The standard derivation for $\frac{\mathrm{d}}{\mathrm{d}x}\sin(x)$ involves using the fact that
$$\lim_{\Delta x \to 0}\frac{\cos(\Delta x)-1}{\Delta x}=0$$
It's trivial to show that
$$\lim_{\theta\to 0} \cos(\theta)-1= 0$$
but the first limit doesn't follow directly from the second without a bit more work to handle the division.
How can we make this more rigorous?
On
We know that
$$\frac{\cos x - 1 }{x^2}= \frac{\cos x - 1 }{x^2}\frac{\cos x + 1 }{\cos x + 1}=-\frac{\sin^2 x }{x^2}\frac{1 }{\cos x + 1}\to -\frac12$$
and therefore
$$\frac{\cos x - 1 }{x}=x\cdot \frac{\cos x - 1 }{x^2}\to 0$$
On
$$\frac{\cos\Delta x-1}{\Delta x}=-2\frac{\sin^2\dfrac{\Delta x}2}{\Delta x}=-\sin\dfrac{\Delta x}2\frac{\sin\dfrac{\Delta x}2}{\dfrac{\Delta x}2}.$$
Now it is enough to show that the last fraction tends to a finite limit.
On
From the geometric definition of $\sin\theta$ as the $y$ coordinate of the point on the unit circle at angle $\theta$ with respect to the $x$ axis, we have $|\sin\theta|\le|\theta|$ for all angles $\theta$. Using the trigonometric identity $\sin^2x=1-\cos^2x=(1-\cos x)(1+\cos x)$, it follows, for $|x|\le\pi/2$ (so that $1+\cos x\ge1$), that
$$0\le\left|\cos x-1\over x\right|=\left|-\sin^2x\over x(\cos x+1) \right|=|\sin x|\left|\sin x\over x\right|\left|1\over1+\cos x\right|\le|\sin x|\cdot1\cdot1=|\sin x|\to0\quad\text{as }x\to0$$
and thus
$$\lim_{x\to0}\left(\cos x-1\over x\right)=0$$
by the Squeeze Theorem.

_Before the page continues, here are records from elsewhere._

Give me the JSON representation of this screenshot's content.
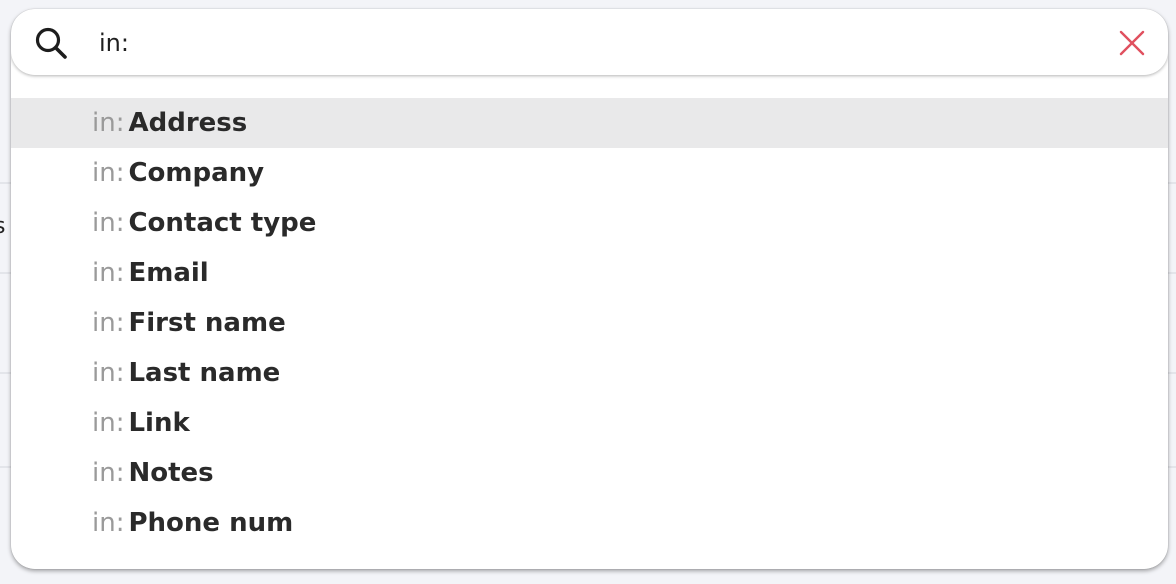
{
  "background": {
    "peek_text": "s"
  },
  "search": {
    "icon": "search-icon",
    "value": "in:",
    "clear_icon": "close-icon",
    "clear_color": "#e0505f"
  },
  "suggestions": {
    "active_index": 0,
    "items": [
      {
        "prefix": "in:",
        "label": "Address"
      },
      {
        "prefix": "in:",
        "label": "Company"
      },
      {
        "prefix": "in:",
        "label": "Contact type"
      },
      {
        "prefix": "in:",
        "label": "Email"
      },
      {
        "prefix": "in:",
        "label": "First name"
      },
      {
        "prefix": "in:",
        "label": "Last name"
      },
      {
        "prefix": "in:",
        "label": "Link"
      },
      {
        "prefix": "in:",
        "label": "Notes"
      },
      {
        "prefix": "in:",
        "label": "Phone num"
      }
    ]
  }
}
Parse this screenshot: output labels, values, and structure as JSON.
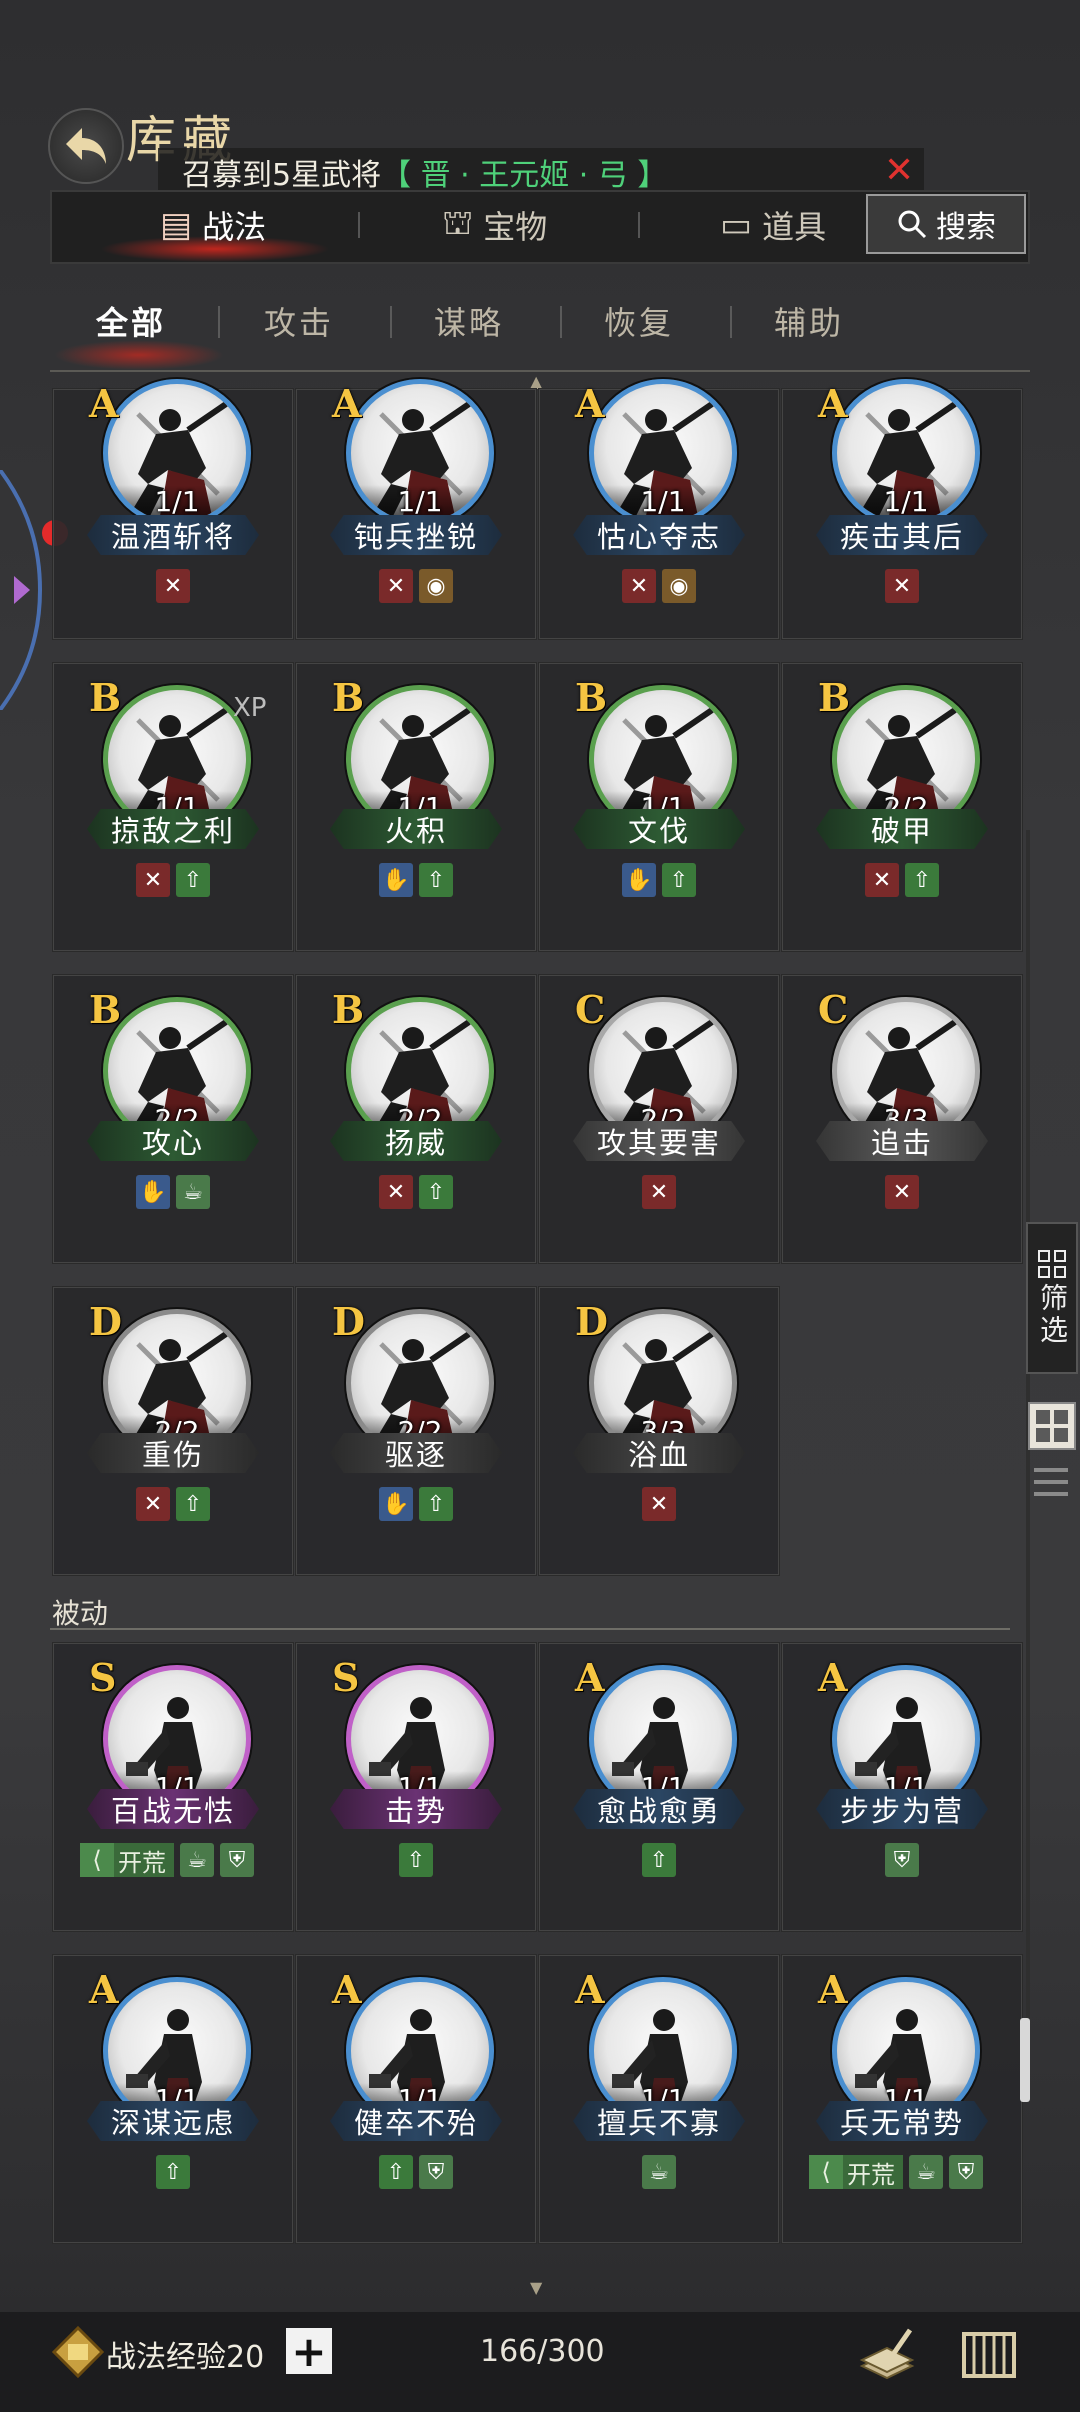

Note, in particular, that it is not necessary to know that ${\sin x\over x}\to1$ as $x\to0$, it suffices to know that $\left|\sin x\over x\right|\le1$.
notice that
$$ \frac{\cos x - 1 }{x} \cdot \frac{\cos x + 1 }{\cos x + 1 } = \frac{\cos^2 x - 1}{x(\cos x + 1 )} = - \frac{ \sin x \cdot \sin x }{x (\cos x + 1)}$$
The rest is history